Here, we investigate the question of how close a bounded rational decision maker gets to the optimal (expected) utility achieved by the perfectly rational decision maker. Since we assume that the strategy of a bounded rational decision maker is inherently stochastic and can be described by a probability distribution according to Equation (4), we can only compare some statistical measure of the performance of the bounded rational decision maker to the performance of the perfectly rational decision maker. In the following, we will consider the expected performance.

Theorem 1 (ε-Optimality).

Given a bounded rational decision maker with information cost 1/α that optimizes (3), one can bound the expected performance of this decision maker from below within an ε-neighborhood of the optimal performance V_max = max_i E[U|a_i] of the perfectly rational decision maker, such that:

\sum_{i} P (a_{i}) V (a_{i}) \geq V_{m a x} - \underset{= : ɛ}{\underset{︸}{(- \frac{1}{α} log P_{0} (a_{m a x}))}} .

Proof

The certainty-equivalent value V_CE under the bounded rational strategy P(a_i) is given by:

\begin{array}{l} V_{C E} = \frac{1}{α} log \sum_{i} P_{0} (a_{i}) e^{α V (a_{i})} \\ = \sum_{i} P (a_{i}) V (a_{i}) - \frac{1}{α} \underset{\geq 0}{\underset{︸}{\sum_{i} P (a_{i}) log \frac{P (a_{i})}{P_{0} (a_{i})}}}, \end{array}

where

P (a_{i}) = \frac{1}{Z} P_{0} (a_{i}) e^{α V (a_{i})}

. From the positiveness of the Kullback–Leibler divergence, it follows that:

\begin{array}{l} \sum_{i} P (a_{i}) V (a_{i}) \geq \frac{1}{α} log \sum_{i} P_{0} (a_{i}) e^{α V (a_{i})} \\ \Rightarrow \sum_{i} P (a_{i}) V (a_{i}) \geq \frac{1}{α} log P_{0} (a_{m a x}) e^{α V_{m a x}} \\ \Rightarrow \sum_{i} P (a_{i}) V (a_{i}) \geq V_{m a x} + \frac{1}{α} log P_{0} (a_{m a x}) \end{array}

As a corollary, we can conclude for the special case of uniform prior P₀(a_i) = 1/M that the ε-bound is given by ε = 1/α log M. Conversely, given an ε > 0, there exists an

\bar{α} = \frac{log M}{ɛ}

, such that for α ≥ ᾱ, any decision taken yields a utility within epsilon of the optimum.

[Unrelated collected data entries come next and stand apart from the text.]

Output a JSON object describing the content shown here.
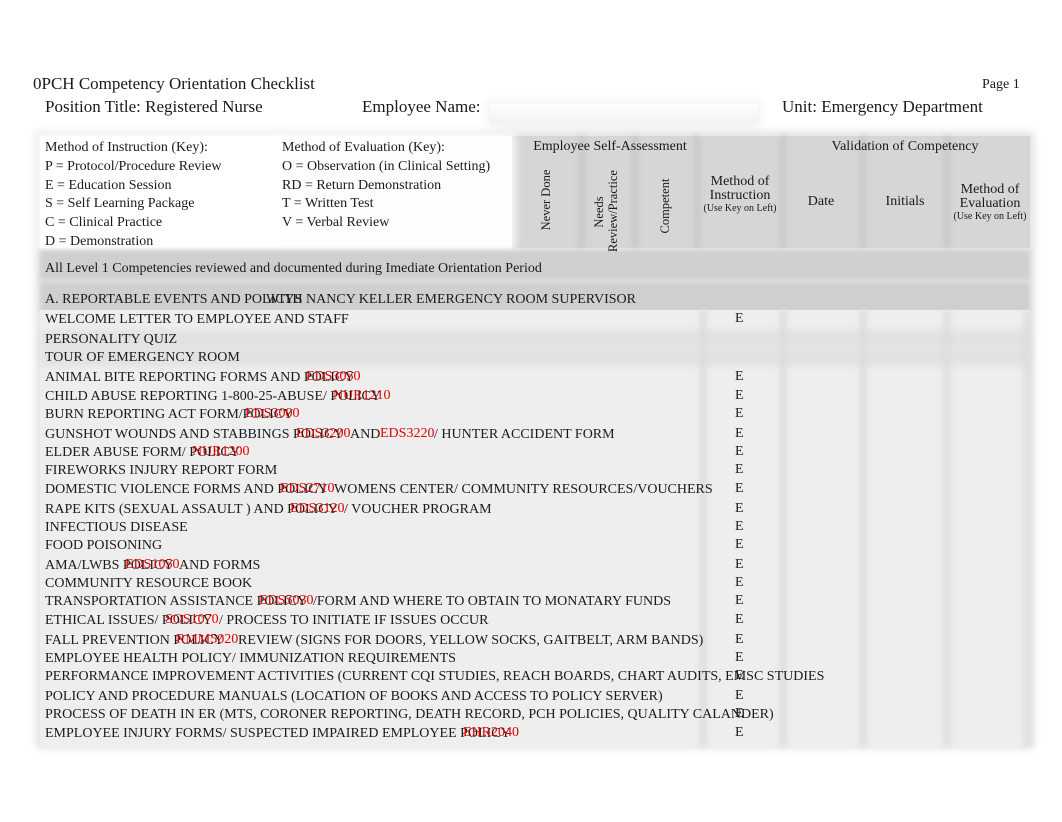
{
  "document": {
    "title": "0PCH Competency Orientation Checklist",
    "page_label": "Page 1",
    "position_title": "Position Title: Registered Nurse",
    "employee_name_label": "Employee Name:",
    "employee_name_value": "",
    "unit": "Unit:  Emergency Department"
  },
  "keys": {
    "instruction": {
      "heading": "Method of Instruction (Key):",
      "items": [
        "P = Protocol/Procedure Review",
        "E = Education Session",
        "S = Self Learning Package",
        "C = Clinical Practice",
        "D = Demonstration"
      ]
    },
    "evaluation": {
      "heading": "Method of Evaluation (Key):",
      "items": [
        "O = Observation (in Clinical Setting)",
        "RD = Return Demonstration",
        "T = Written Test",
        "V = Verbal Review"
      ]
    }
  },
  "columns": {
    "self_assessment_group": "Employee Self-Assessment",
    "never_done": "Never Done",
    "needs_review_1": "Needs",
    "needs_review_2": "Review/Practice",
    "competent": "Competent",
    "method_instruction_1": "Method of",
    "method_instruction_2": "Instruction",
    "method_instruction_note": "(Use Key on Left)",
    "validation_group": "Validation of Competency",
    "date": "Date",
    "initials": "Initials",
    "method_evaluation_1": "Method of",
    "method_evaluation_2": "Evaluation",
    "method_evaluation_note": "(Use Key on Left)"
  },
  "note": "All Level 1 Competencies reviewed and documented during Imediate Orientation Period",
  "section_title": "A. REPORTABLE EVENTS AND POLICYS",
  "section_overlay": "WITH NANCY KELLER EMERGENCY ROOM SUPERVISOR",
  "items": [
    {
      "text": "WELCOME LETTER TO EMPLOYEE AND STAFF",
      "method": "E"
    },
    {
      "text": "PERSONALITY QUIZ",
      "method": ""
    },
    {
      "text": "TOUR OF EMERGENCY ROOM",
      "method": ""
    },
    {
      "text": "ANIMAL BITE REPORTING FORMS AND POLICY",
      "method": "E",
      "codes": [
        "EDS3050"
      ]
    },
    {
      "text": "CHILD ABUSE REPORTING 1-800-25-ABUSE/ POLICY",
      "method": "E",
      "codes": [
        "NUR1210"
      ]
    },
    {
      "text": "BURN REPORTING ACT FORM/POLICY",
      "method": "E",
      "codes": [
        "EDS3000"
      ]
    },
    {
      "text": "GUNSHOT WOUNDS AND STABBINGS POLICY",
      "method": "E",
      "codes": [
        "EDS3200"
      ],
      "mid": "AND",
      "codes2": [
        "EDS3220"
      ],
      "tail": "/ HUNTER ACCIDENT FORM"
    },
    {
      "text": "ELDER ABUSE FORM/ POLICY",
      "method": "E",
      "codes": [
        "NUR1200"
      ]
    },
    {
      "text": "FIREWORKS INJURY REPORT FORM",
      "method": "E"
    },
    {
      "text": "DOMESTIC VIOLENCE FORMS AND POLICY",
      "method": "E",
      "codes": [
        "EDS2710"
      ],
      "tail": "WOMENS CENTER/ COMMUNITY RESOURCES/VOUCHERS"
    },
    {
      "text": "RAPE KITS (SEXUAL ASSAULT ) AND POLICY",
      "method": "E",
      "codes": [
        "EDS3120"
      ],
      "tail": "/ VOUCHER PROGRAM"
    },
    {
      "text": "INFECTIOUS DISEASE",
      "method": "E"
    },
    {
      "text": "FOOD POISONING",
      "method": "E"
    },
    {
      "text": "AMA/LWBS POLICY",
      "method": "E",
      "codes": [
        "EDS1050"
      ],
      "tail": "AND FORMS"
    },
    {
      "text": "COMMUNITY RESOURCE BOOK",
      "method": "E"
    },
    {
      "text": "TRANSPORTATION ASSISTANCE POLICY",
      "method": "E",
      "codes": [
        "EDS5030"
      ],
      "tail": "/FORM AND WHERE TO OBTAIN TO MONATARY FUNDS"
    },
    {
      "text": "ETHICAL ISSUES/ POLICY",
      "method": "E",
      "codes": [
        "SOS1070"
      ],
      "tail": "/ PROCESS TO INITIATE IF ISSUES OCCUR"
    },
    {
      "text": "FALL PREVENTION POLICY",
      "method": "E",
      "codes": [
        "RMM5020"
      ],
      "tail": "REVIEW (SIGNS FOR DOORS, YELLOW SOCKS, GAITBELT, ARM BANDS)"
    },
    {
      "text": "EMPLOYEE HEALTH POLICY/ IMMUNIZATION REQUIREMENTS",
      "method": "E"
    },
    {
      "text": "PERFORMANCE IMPROVEMENT ACTIVITIES (CURRENT CQI STUDIES, REACH BOARDS, CHART AUDITS, EMSC STUDIES",
      "method": "E"
    },
    {
      "text": "POLICY AND PROCEDURE MANUALS (LOCATION OF BOOKS AND ACCESS TO POLICY SERVER)",
      "method": "E"
    },
    {
      "text": "PROCESS OF DEATH IN ER (MTS, CORONER REPORTING, DEATH RECORD, PCH POLICIES, QUALITY CALANDER)",
      "method": "E"
    },
    {
      "text": "EMPLOYEE INJURY FORMS/ SUSPECTED IMPAIRED EMPLOYEE POLICY",
      "method": "E",
      "codes": [
        "EHR2040"
      ]
    }
  ],
  "colors": {
    "policy_code": "#e00000",
    "header_gray": "#d6d6d6"
  }
}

In the case of (6), the bounded rational decision maker has to determine the expected utilities by sampling, and the above lower bound cannot be guaranteed anymore. Instead of the expected utilities V(a_i) = E[U|a_i], such a decision maker optimizes the “distorted” certainty-equivalent value:

\tilde{V} (a_{i}) = \frac{1}{β} log Z_{β} (a_{i}) = \frac{1}{β} log \sum_{j} P_{0} (o_{j} ∣ a_{i}) e^{β U (o_{j})},

with Z_β(a_i) from Equation (7). Only for β → 0, the expectation value Ṽ(a_i) → E[U|a_i] is retained. Due to

\frac{1}{β} log Z_{β} (a_{i}) \geq E [U ∣ a_{i}]

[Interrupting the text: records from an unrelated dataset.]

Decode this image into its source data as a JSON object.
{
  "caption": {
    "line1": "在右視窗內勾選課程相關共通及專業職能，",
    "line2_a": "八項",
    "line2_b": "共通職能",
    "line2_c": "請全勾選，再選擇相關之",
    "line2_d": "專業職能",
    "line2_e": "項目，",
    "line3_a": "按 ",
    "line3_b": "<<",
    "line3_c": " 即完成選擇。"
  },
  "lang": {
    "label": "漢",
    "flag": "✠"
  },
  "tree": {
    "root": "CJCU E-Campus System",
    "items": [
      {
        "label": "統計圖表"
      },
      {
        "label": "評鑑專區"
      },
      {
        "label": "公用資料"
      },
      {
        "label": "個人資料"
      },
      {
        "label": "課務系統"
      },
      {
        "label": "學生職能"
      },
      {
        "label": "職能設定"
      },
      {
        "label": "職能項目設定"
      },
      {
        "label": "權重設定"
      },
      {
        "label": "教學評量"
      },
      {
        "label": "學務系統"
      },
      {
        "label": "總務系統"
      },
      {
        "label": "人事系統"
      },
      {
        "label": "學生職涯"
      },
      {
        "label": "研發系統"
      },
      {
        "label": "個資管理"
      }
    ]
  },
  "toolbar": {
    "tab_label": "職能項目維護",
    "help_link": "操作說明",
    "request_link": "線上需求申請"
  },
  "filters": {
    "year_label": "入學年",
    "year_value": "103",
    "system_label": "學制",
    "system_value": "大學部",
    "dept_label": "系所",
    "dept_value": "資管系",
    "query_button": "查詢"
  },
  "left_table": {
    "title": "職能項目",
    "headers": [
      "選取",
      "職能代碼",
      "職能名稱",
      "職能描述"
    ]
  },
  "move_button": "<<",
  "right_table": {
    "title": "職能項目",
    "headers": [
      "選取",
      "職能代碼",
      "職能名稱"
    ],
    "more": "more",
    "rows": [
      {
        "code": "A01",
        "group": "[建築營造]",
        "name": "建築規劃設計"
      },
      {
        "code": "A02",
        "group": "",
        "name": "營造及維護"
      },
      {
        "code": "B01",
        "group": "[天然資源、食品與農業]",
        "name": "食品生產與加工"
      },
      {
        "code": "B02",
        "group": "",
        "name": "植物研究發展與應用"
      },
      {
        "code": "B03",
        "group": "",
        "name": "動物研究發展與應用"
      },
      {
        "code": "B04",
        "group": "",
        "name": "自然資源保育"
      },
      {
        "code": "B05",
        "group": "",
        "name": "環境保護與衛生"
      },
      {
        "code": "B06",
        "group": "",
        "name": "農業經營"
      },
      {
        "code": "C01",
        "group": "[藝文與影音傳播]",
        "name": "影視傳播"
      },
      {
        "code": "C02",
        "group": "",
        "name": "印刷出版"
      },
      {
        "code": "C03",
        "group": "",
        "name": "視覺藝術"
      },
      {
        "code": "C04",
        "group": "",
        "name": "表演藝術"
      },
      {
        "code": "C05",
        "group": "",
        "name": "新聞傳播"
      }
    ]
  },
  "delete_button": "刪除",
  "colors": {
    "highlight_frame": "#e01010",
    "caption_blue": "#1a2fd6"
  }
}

, such a decision maker with positive β will overestimate the certainty-equivalent value for sub-optimal actions a_i. For small β ≪ 1, the certainty-equivalent value can be approximated by a Taylor expansion in β:

\frac{1}{β} log \sum_{j} P_{0} (o_{j} ∣ a_{j}) e^{β U (o_{j})} \approx E_{P_{0} (o_{j} ∣ a_{i})} [U (o_{j})] + \frac{β}{2} {VAR}_{P_{0} (o_{j} ∣ a_{i})} [U (o_{j})] + O (β^{2}),

where O(β²) are higher-order cumulants that can be neglected. Due to Theorem 1, we have:

\sum_{i} P (a_{i}) [\frac{1}{β} log \sum_{j} P_{0} (o_{j} ∣ a_{i}) e^{β U (o_{j})}] \geq V_{m a x} + \frac{1}{α} log P_{0} (a_{m a x}),

from which we can conclude for the limit β ≪ 1 and α ≫ β that:

\sum_{i} P (a_{i}) V (a_{i}) \geq V_{m a x} - \underset{= : ɛ}{\underset{︸}{(- \frac{1}{α} log P_{0} (a_{m a x}) + \frac{β}{2} E_{P (a_{i})} [{VAR}_{P_{0} (o_{j} ∣ a_{i})} [U (o_{j})] + O (β^{2})])}} .

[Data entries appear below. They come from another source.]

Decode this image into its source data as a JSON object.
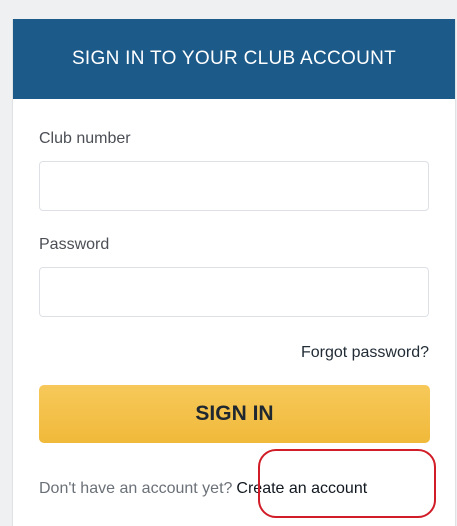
{
  "header": {
    "title": "SIGN IN TO YOUR CLUB ACCOUNT",
    "background_color": "#1c5a8a"
  },
  "form": {
    "club_number_label": "Club number",
    "club_number_value": "",
    "password_label": "Password",
    "password_value": "",
    "forgot_password_link": "Forgot password?",
    "sign_in_button": "SIGN IN",
    "button_color": "#f0b93a"
  },
  "footer": {
    "no_account_text": "Don't have an account yet?",
    "create_account_link": "Create an account"
  },
  "annotation": {
    "highlight_color": "#d11d27"
  }
}
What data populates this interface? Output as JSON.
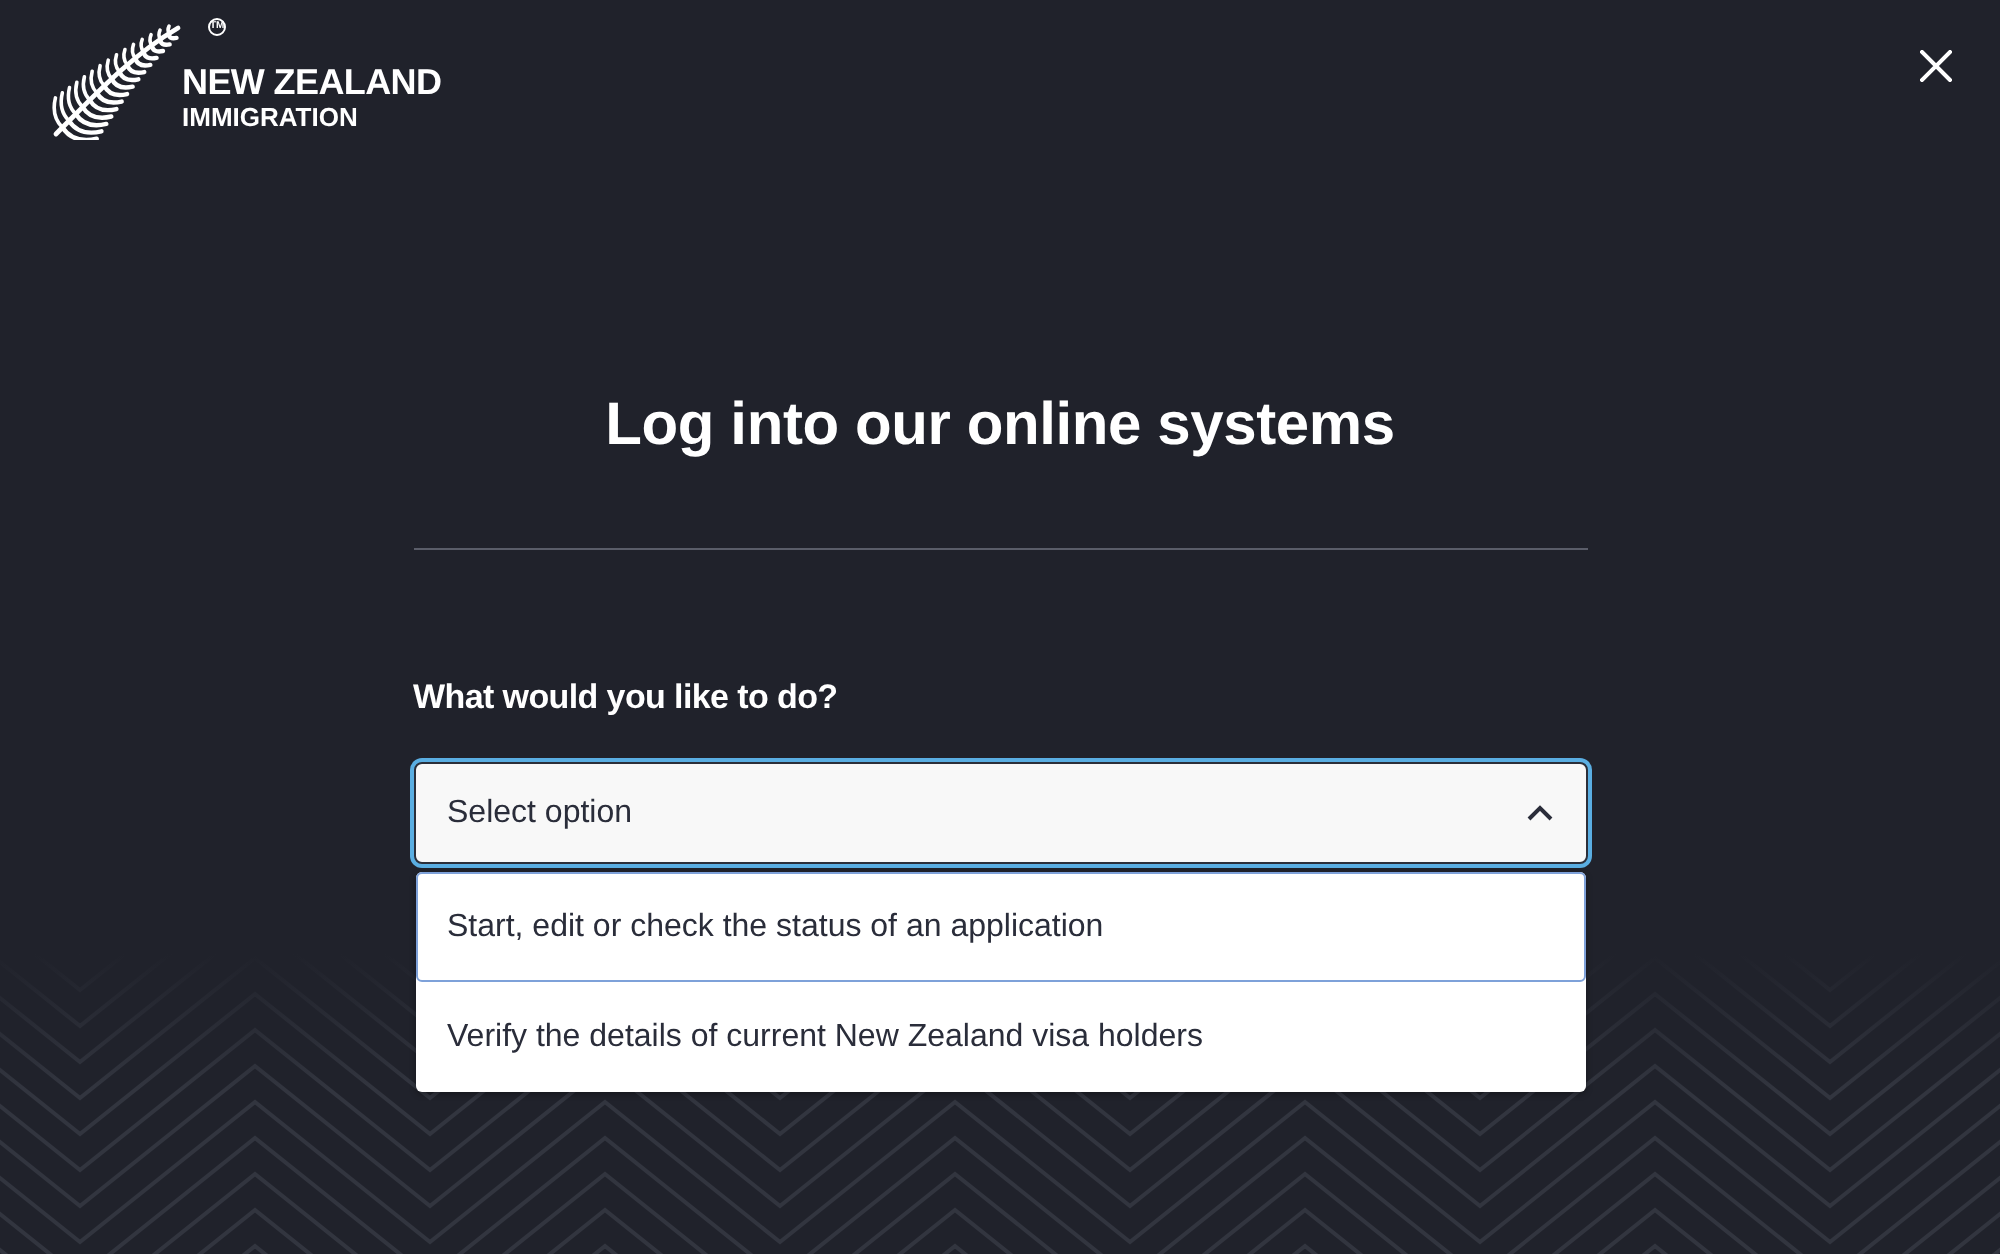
{
  "header": {
    "logo": {
      "mark": "TM",
      "line_1": "NEW ZEALAND",
      "line_2": "IMMIGRATION"
    }
  },
  "main": {
    "title": "Log into our online systems",
    "question": "What would you like to do?",
    "select": {
      "placeholder": "Select option",
      "expanded": true,
      "focused": true,
      "options": [
        {
          "label": "Start, edit or check the status of an application",
          "selected": true
        },
        {
          "label": "Verify the details of current New Zealand visa holders",
          "selected": false
        }
      ]
    }
  }
}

For such a bounded rational decision maker, the error bound is increased by higher order cumulants.

If all of the (expected) utilities V(a_i) are very similar in magnitude, it requires a high rationality parameter α to differentiate between them. A tighter ε-bound in α can be given, if we assume that there is an interval V(a_i) ∈ [V_min; V_max] and that all the utilities are discriminable by at least one “utile”, such that for any choice a_i and a_k, we have |V(a_i)−V(a_k)| ≥ 1, which is the case, for example, when utilities reflect rank.

Theorem 2 (ε-Optimality for rank utilities).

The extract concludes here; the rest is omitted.